Mike White did not miss many snaps in the Jets’ Week 14 loss to the Buffalo Bills, but the two brief stretches where Joe Flacco subbed in for him were costly for the Jets.
Let’s take a look at where things went wrong during Flacco’s brief stints on the field in Western New York.
Flacco’s first trip to the field resulted in one passing attempt, an incompletion to Tyler Conklin.
On the play, Conklin is running a seam route.
In a scoreless game in the second quarter, a completion here would have put the Jets close into field goal range with a great chance to open the scoring. Flacco’s pass fell incomplete. The veteran quarterback received a lot of criticism for the play’s failure, but I’m not entirely sure it was his fault.
It appears that Flacco threw the ball believing Conklin’s would be running his route on the numbers. However, the tight end is redirected in the early stages of his route.
Conklin doesn’t do a great job fighting through the contact and takes his route inside the numbers.
You might blame this on a lack of chemistry. Perhaps the two could be more on the same page about how Conklin would adjust his route with early contact. Still, these two played together plenty at the start of the season when Flacco was in the lineup. In any event, the throw is outside of the receiver, and an opportunity is loss.
Mike White quickly came back into the game after this play. However, White left the game a second time in the third quarter with the Jets trailing 14-7. What followed was the one play in this sequence that I think you could legitimately say was a Flacco catastrophe.
Flacco takes a five step drop. It looks like about to throw to his first option, Elijah Moore, who is creating separation. However, Flacco double clutches.
One of the issues with Flacco when he started the early part of the season was a refusal to get aggressive. He was very hesitant to throw the ball to receivers who were not wide open. He then stares down his second option, Garrett Wilson, who is just manhandled by Tre’Davious White.
Flacco belatedly gets to his checkdown option, Michael Carter, but by this point he’s stepping right into a big hit and fumbles.
It is easy to get on the backup tackle Mike Remmers since the man he was blocking hit Flacco. In all honestly, it was not a great rep for him. Still I have to put most of this on Flacco. He didn’t get the ball out quickly to an open receiver. Then he was delayed in going through his progression. He just held the ball for too long and fumbled on top of it.
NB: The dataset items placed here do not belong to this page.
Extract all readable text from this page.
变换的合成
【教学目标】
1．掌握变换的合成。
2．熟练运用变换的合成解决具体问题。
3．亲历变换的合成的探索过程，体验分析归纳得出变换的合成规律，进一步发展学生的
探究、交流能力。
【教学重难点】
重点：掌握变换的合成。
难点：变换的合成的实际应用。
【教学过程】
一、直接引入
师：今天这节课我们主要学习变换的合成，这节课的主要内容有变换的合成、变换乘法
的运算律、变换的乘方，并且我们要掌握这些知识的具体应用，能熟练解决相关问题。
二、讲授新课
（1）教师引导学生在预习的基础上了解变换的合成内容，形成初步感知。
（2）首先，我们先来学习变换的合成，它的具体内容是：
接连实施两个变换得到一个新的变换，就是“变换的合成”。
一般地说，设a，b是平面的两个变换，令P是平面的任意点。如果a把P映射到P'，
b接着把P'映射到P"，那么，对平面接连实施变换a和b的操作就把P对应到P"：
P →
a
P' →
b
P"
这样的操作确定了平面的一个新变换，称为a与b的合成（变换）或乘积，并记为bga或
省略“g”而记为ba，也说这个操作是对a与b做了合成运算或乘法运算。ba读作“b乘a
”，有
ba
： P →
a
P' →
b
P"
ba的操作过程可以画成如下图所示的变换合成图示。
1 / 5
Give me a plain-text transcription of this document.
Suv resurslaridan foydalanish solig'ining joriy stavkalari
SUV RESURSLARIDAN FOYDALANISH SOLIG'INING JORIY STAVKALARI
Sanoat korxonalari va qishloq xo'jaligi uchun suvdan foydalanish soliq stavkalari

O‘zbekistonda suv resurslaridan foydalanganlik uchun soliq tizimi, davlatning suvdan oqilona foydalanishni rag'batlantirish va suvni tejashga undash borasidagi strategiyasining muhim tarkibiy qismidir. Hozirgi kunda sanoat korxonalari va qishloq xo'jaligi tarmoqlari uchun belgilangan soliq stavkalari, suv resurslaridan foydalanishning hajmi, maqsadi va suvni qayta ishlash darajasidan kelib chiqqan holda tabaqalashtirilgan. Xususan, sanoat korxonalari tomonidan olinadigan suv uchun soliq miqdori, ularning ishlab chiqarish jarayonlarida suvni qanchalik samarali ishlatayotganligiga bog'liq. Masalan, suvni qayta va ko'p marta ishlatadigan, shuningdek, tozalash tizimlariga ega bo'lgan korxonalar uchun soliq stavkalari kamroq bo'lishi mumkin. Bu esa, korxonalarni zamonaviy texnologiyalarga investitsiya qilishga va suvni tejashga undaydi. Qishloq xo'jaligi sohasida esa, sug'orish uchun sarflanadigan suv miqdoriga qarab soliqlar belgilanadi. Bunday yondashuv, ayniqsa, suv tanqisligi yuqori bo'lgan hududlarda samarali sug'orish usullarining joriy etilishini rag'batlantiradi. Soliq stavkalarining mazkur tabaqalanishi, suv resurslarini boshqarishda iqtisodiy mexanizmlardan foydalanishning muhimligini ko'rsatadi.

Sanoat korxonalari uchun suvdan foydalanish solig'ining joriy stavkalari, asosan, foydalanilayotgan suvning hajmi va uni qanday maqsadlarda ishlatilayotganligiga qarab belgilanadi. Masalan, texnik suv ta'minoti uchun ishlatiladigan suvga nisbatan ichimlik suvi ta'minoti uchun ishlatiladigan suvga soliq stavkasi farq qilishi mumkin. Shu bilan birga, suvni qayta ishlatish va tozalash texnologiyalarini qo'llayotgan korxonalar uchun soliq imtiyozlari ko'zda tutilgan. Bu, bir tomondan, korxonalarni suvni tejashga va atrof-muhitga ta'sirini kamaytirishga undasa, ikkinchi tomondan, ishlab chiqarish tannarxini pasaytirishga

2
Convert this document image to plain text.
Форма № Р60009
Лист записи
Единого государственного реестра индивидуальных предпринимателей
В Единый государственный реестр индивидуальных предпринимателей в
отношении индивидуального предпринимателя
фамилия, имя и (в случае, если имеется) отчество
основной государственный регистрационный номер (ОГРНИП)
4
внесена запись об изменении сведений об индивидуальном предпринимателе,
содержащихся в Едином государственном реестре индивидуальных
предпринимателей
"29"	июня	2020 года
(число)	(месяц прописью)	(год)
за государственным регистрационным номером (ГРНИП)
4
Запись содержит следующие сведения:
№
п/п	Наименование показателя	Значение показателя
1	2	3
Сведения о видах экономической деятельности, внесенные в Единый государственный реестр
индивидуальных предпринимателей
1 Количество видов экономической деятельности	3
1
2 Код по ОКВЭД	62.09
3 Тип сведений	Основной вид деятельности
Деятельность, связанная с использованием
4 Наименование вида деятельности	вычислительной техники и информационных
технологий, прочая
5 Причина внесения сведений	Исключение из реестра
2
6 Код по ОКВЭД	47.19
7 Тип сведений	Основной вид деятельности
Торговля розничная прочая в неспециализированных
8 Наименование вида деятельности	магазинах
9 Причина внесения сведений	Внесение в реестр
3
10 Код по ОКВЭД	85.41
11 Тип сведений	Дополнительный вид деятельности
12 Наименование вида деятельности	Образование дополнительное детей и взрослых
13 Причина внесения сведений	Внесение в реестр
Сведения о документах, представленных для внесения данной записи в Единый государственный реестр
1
The Jets got the ball back after a Buffalo field goal down 17-7 late in the third quarter. Their drive stalled, although I think this was less bad Flacco and more good defense.
On first and long after a penalty the Jets run Elijah Moore on a 10 yard in route and Garrett Wilson on a corner route from the slot.
The play here essentially puts White into conflict. If he follows Moore, Wilson will be open deep. If he follows Wilson, Moore should have room to operate.
White peels back to take Wilson. This leaves Moore.
Matt Milano just does a great job ranging to deflect the throw.
It’s easy to forget that there is another team out there trying to make plays, and sometimes they do their job well. Check out how much ground Milano covers.
This brought up second and long.
Here the Bills are just in the perfect call. Flacco’s top two options have defenders around them.
Flacco is left to hit his checkdown, Moore, for his only completion of the day.
An excellent defense rallies to the football to limit the gain.
When I was watching the game live I was struck by how damaging the Flacco snaps were to the Jets considering how few of them there were. After rewatching, I feel like Flacco probably got a bit too much grief.
I still think it is correct to say that his snaps were quite damaging to the Jets. Still, of the plays that involved him, I only think one was truly his fault. One seems like a bad route by Tyler Conklin. The other two were just really good defense.
Now the one that was on Flacco is difficult to excuse since he failed on numerous levels. Still, I would now argue he deserves grief for that one play, not the entirety of his time on the field.